One thing we really like about Backbone is you can rip out the component parts (Models, Views, Events etc) and add them to your own stack/framework, this seems like an extension of that model, which works well for us. Not that knockout does "too much" we could likely switch to using knockout, but that would likely be a big change to the stack we use. This is something smaller that we can add to our existing code without worrying too much.
Well, they do have different goals.

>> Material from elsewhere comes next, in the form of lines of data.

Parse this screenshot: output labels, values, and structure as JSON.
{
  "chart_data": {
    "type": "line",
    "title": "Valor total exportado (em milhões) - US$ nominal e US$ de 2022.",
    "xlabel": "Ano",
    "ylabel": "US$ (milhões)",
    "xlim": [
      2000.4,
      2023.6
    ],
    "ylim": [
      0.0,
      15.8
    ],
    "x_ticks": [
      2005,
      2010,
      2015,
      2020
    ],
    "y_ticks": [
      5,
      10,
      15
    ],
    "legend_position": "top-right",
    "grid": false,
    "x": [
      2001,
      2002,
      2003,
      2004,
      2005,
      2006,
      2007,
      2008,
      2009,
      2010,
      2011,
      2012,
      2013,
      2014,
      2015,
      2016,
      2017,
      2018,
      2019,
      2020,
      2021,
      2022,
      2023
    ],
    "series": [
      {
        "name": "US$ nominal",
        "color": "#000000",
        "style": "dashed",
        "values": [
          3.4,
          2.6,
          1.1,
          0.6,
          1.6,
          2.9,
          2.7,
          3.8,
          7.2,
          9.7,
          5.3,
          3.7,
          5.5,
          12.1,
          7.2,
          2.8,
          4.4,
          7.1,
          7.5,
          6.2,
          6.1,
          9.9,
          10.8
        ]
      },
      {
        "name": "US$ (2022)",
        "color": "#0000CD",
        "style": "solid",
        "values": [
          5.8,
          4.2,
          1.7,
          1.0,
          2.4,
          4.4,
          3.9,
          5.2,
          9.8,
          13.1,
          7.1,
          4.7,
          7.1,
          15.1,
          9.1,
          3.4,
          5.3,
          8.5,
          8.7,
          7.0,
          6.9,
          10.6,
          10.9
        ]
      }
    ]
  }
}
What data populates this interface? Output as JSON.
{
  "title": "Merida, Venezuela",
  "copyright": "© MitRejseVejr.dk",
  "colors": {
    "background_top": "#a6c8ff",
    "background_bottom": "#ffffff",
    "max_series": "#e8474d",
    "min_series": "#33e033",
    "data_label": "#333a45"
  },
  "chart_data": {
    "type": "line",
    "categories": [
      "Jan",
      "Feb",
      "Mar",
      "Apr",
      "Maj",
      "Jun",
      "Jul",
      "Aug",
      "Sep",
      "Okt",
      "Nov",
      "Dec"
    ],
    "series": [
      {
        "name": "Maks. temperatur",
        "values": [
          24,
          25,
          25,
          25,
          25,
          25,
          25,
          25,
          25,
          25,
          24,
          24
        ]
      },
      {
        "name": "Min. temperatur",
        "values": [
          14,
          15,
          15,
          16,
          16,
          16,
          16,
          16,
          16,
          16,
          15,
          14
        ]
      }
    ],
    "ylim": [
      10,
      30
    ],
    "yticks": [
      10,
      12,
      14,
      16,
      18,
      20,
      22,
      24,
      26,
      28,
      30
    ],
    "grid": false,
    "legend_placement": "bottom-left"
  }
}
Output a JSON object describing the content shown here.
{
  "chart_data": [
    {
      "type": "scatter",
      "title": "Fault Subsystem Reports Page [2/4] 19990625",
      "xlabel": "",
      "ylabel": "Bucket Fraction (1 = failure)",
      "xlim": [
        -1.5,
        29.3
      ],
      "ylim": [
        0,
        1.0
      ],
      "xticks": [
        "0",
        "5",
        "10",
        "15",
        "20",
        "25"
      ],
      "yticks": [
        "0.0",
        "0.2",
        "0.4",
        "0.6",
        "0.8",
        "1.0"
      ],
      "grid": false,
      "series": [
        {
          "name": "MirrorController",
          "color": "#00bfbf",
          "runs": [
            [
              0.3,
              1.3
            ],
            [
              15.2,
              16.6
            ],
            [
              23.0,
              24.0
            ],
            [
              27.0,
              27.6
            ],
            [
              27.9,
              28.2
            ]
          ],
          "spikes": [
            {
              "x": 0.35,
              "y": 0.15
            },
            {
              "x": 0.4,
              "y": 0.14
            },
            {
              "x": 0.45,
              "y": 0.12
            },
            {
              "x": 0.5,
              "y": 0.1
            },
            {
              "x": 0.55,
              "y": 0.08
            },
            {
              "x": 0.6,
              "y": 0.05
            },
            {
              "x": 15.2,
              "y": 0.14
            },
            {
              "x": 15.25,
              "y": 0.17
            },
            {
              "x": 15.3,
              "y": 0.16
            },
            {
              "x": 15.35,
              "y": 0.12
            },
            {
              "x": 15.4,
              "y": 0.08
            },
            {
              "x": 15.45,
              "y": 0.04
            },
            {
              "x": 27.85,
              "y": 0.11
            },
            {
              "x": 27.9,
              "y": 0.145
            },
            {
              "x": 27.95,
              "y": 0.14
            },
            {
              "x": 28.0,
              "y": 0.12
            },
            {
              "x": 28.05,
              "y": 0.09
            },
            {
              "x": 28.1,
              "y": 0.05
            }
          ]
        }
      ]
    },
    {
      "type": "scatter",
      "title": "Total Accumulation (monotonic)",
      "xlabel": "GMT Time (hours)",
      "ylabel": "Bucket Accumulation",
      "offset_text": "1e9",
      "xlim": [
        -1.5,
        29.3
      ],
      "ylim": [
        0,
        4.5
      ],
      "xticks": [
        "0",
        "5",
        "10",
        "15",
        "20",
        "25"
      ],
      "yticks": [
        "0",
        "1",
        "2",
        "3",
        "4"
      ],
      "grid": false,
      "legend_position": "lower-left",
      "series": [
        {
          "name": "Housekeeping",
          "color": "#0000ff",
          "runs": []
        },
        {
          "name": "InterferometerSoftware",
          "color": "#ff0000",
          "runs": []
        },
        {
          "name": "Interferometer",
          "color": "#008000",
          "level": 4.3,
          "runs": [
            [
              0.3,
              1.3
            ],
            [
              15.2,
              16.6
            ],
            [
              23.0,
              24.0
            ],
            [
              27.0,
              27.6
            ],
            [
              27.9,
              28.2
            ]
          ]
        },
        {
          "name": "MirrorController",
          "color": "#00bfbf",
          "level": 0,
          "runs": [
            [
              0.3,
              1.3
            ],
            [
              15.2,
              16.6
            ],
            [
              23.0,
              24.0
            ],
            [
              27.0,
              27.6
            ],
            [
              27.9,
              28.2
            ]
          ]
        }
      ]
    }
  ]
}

Rivets wants to be a small plugin that works with any framework while knockout is also designed to bring structure to the party.
For me it's like comparing an engine with a car.
One big upside to knockout is that the lib is a little under 3KB minified while knockout is 40KB minified.
I prefer having smaller libraries that are really good at what they do.
What "structure" are we talking about with KO? I've been using it for a couple weeks just to do binding, and I haven't noticed it introducing any particular structure to my applications.
It is nothing like Backbone, which really seems to want you to write a "Backbone" app.